Screams enveloped the Donbass Arena in the Ukranian city of Donets’k. The clock hit the half hour mark as an impressive England side took the surprise lead against France. Their celebrations didn’t last long as they only held the lead for nine minutes.
England manager Roy Hodgson’s men showed promise though. Not only was the back four an impenetrable wall but the supposed offensive side of the squad actually made the opposition struggle. The 1-1 draw should be a blessing as it shows how far an inconsistent England team has journeyed. The once-ignorant players have learned from their trivial mistakes and have now been transformed into a neat, organized team; courtesy of Roy the Redeemer (check out the statue, there actually is one!).
A surprise inclusion was Alex Oxlade-Chamberlain, an 18-year-old who has quickly forced his way into the Arsenal first team. I’m a big admirer of the player. I don’t think I can even detect a single fault when he performs, even at a tender age. The Ox is tactically bright and his vision with the ball is astounding. On a couple of occasions, he outmaneuvered his French counterparts, only for his lacking experience unable to pull off the finishing touch. Yet his debut was encouraging. The left flank was his own, showcasing his surging runs and attack prowess.
All the praise cannot be reflected on James Milner. His mind has been changed on numerous occasions; first he’s a right winger then he’s a central midfielder. I just think there are far more realistic options on the right side of midfield, where he performed dully against France. He didn’t have the pace to outrun his opposition and his passing was always intercepted.
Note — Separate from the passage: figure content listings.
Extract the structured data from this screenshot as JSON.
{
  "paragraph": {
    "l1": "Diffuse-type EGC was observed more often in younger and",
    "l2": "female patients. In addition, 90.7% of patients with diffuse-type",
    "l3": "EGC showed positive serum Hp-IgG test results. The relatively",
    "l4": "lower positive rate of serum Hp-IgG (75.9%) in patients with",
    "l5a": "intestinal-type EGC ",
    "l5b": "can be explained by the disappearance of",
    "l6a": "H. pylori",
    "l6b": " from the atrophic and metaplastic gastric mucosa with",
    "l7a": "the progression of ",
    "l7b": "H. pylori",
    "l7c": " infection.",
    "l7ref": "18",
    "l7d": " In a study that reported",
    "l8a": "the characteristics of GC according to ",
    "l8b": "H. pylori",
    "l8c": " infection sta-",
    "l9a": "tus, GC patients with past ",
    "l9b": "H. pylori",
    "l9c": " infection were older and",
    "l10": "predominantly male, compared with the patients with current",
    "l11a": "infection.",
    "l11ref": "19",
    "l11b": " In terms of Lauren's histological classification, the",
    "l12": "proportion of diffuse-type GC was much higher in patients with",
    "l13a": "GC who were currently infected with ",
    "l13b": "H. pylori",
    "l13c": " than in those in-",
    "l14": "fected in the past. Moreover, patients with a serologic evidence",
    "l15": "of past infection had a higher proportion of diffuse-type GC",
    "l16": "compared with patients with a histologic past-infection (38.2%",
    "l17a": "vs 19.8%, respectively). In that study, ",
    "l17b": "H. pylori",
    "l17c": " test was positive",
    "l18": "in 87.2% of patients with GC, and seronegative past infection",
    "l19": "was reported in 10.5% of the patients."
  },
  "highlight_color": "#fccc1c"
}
Consistency is the key but, on the night, was just not on his side. A more natural winger is Theo Walcott who can do all the things Milner can’t. To my dismay, Hodgson only realized 90 minutes from kickoff to use Walcott. This has to change in the next match. Hint: Walcott on the right wing, instead of Milner means a goal-hungry machine looking to score.
Something I hate to admit is the valiant performance of right back Glen Johnson. I will always stick to my gut and proclaim that Kyle Walker or Micah Richards would’ve been the more effective options. However, the Liverpool man’s attacking and defending aspect of his game improved. He should be allowed another chance, on Friday, to save his England career before Walker or Richards dethrone him.
Another section of the ‘brick wall’ that performed admirably was Joleon Lescott. That solid header from skipper Steven Gerrard’s freekick was momentous but it’s just a shame England couldn’t hang on to the lead. My original thought was partnering Phil Jones with John Terry but the selection of Lescott alongside the latter was more intelligent. Lescott generally performs as a left center back, whereas Terry does the opposite. This aspect compromised each other and the end product looked tidy. More importantly, a strong bond in the entire backline was formed.
I must hand it to Samir Nasri, the goal scorer for France: his 20 yard strike was fine but the finger points to Joe Hart as the conceder. I’m all for praise for Hart. His ‘keeping duties are phenomenal but allowing the ball to creep in-between the small gap of him and the post, I was just speechless. In order to progress, Hart must be at his peak. One word to sum up his performance versus France: average.
I must praise the team of Scott Parker and Gerrard in the center of midfield. They steadied the ship when trouble was brewing and the long-range passing to pressure the opposition certainly worked.
A name that had disappeared off the radar was playmaker Ashley Young. He’s been a dominant force in the past fixtures without Wayne Rooney but was completely shut off by the French defense. Let’s hope it was just an awkward day for the new talisman of the team as he will be the one creating chances in future games. In all fairness, he should be the one assisting lone-forward Danny Welbeck and terrorizing the rivals, something which evidently didn’t happen.
An impressive start for England, considering that a draw is probably more than what the fans bargained for. Only time will tell if Hodgson realizes the acute mistakes and ultimately tops Group D of Euro 2012.